A severe thunderstorm may spawn a tornado,
a violently rotating column of air which descends from a thunderstorm cloud
system. On the average, tornadoes move about 30 miles an hour, however, some
move very slowly while others speed along at 60 miles an hour or more.
Floods are a natural and inevitable part of
life along the rivers of our country. Some floods occur seasonally when winter
or spring rains, coupled with melting snows, or torrential rains associated
with tropical storms, drain. Other floods are sudden, resulting from heavy
localized rainfall. These flash floods are raging torrents which rip through
river beds, urban streets, coastal sections and mountain canyons after heavy
rains, and sweep everything before them.
Hurricanes are storms that start over
tropical waters. The blazing Sun beats down on the ocean waters day after day
and the air above this water gets hot. As cold air moves in, it pushes the hot
air straight up until the hot air reaches a cool layer of air. The water vapor
condenses very suddenly and becomes a driving rain. Cooler air from the
outside moves in, in a whirling motion, like water going down a drain. The
center or "eye" of the hurricane is calm, but all around it the
winds and rain are swirling.
PROCEDURE:
- This introductory coloring exercise has
the students looking at rain, snow, and sun dominated weather. Before the
students color, direct their attention to some of the characteristics of that
specific type of weather.
- You might also want to go over some
other weather types. Below is a list that can help guide your discussion.

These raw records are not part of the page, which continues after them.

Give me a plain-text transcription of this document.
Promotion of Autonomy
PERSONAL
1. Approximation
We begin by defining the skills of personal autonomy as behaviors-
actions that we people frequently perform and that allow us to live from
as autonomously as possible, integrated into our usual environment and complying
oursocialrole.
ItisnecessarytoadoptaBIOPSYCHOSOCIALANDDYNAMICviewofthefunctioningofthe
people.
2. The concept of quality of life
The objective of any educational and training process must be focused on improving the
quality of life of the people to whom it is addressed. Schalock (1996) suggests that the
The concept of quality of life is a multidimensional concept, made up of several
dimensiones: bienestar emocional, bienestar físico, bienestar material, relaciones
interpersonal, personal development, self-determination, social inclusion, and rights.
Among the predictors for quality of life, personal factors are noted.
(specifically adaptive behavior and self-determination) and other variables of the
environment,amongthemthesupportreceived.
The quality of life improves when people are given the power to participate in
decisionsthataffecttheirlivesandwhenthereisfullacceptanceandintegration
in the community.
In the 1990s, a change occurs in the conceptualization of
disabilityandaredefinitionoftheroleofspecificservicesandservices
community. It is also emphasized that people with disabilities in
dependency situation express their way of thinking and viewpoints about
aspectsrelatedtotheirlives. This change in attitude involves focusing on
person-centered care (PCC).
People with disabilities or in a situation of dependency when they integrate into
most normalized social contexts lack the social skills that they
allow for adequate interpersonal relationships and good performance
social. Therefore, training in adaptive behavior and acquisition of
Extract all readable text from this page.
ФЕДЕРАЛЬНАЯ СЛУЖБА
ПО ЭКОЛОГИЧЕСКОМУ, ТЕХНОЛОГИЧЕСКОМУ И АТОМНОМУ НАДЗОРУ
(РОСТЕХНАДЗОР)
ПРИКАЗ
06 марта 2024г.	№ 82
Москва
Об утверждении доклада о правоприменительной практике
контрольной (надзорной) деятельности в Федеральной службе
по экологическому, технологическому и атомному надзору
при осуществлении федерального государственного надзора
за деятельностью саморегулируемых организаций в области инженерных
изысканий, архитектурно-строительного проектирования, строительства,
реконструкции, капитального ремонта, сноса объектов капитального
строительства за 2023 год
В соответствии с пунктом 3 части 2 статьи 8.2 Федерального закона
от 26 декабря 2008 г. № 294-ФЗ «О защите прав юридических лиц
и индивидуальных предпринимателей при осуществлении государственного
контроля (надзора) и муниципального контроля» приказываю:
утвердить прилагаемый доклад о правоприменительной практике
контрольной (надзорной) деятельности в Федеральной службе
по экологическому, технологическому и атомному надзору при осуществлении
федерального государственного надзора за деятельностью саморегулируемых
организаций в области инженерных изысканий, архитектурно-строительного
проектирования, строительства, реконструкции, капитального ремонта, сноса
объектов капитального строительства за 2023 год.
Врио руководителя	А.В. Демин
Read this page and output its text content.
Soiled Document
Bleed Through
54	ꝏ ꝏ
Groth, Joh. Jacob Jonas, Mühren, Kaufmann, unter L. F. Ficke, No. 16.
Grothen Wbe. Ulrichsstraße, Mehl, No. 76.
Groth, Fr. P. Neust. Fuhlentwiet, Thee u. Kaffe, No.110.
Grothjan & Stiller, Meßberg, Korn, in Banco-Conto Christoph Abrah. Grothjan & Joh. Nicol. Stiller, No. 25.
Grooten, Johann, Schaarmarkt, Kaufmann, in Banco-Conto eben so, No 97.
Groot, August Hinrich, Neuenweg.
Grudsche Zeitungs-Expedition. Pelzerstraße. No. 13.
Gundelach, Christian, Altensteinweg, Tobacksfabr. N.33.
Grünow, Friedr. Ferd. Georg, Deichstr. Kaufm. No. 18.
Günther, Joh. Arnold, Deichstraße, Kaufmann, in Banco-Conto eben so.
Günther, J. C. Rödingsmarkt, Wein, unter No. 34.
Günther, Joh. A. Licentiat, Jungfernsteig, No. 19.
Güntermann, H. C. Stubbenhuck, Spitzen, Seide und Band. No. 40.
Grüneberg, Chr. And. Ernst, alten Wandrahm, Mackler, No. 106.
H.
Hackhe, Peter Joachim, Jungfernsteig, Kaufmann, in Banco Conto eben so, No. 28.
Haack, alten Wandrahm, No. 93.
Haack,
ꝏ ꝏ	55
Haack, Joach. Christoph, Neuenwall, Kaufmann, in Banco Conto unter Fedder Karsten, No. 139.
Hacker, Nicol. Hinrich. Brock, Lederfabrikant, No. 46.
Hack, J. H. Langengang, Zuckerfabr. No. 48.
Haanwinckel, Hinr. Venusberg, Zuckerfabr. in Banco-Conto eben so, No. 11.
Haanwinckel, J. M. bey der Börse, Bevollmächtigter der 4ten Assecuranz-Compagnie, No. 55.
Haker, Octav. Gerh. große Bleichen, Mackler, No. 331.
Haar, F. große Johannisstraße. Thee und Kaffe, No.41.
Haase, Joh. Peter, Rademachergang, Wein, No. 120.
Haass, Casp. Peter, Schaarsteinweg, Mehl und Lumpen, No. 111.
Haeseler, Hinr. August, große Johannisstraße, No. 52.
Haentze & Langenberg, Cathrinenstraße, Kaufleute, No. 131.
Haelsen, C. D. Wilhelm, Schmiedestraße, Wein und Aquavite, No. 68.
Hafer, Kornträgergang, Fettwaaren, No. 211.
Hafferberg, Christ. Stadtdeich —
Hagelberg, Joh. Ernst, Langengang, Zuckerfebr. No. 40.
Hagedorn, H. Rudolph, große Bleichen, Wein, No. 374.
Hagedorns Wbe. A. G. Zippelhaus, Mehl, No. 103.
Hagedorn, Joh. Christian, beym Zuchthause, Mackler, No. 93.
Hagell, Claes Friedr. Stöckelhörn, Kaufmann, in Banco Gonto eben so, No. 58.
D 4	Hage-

Rain: Comes from clouds; wet liquid; different types
of clouds produce different intensities of rain.
Snow: Comes from cold clouds; solid water; always has
a hexagonal shape (an ice crystal grows in this pattern).
Sun: Clear day; depending on where the sun is in the
sky controls how hot it is.
Hail: Frozen rain (not a crystal like snow).
Hurricane: High winds, lots of rain.
Tornado: High winds that swirl around violently.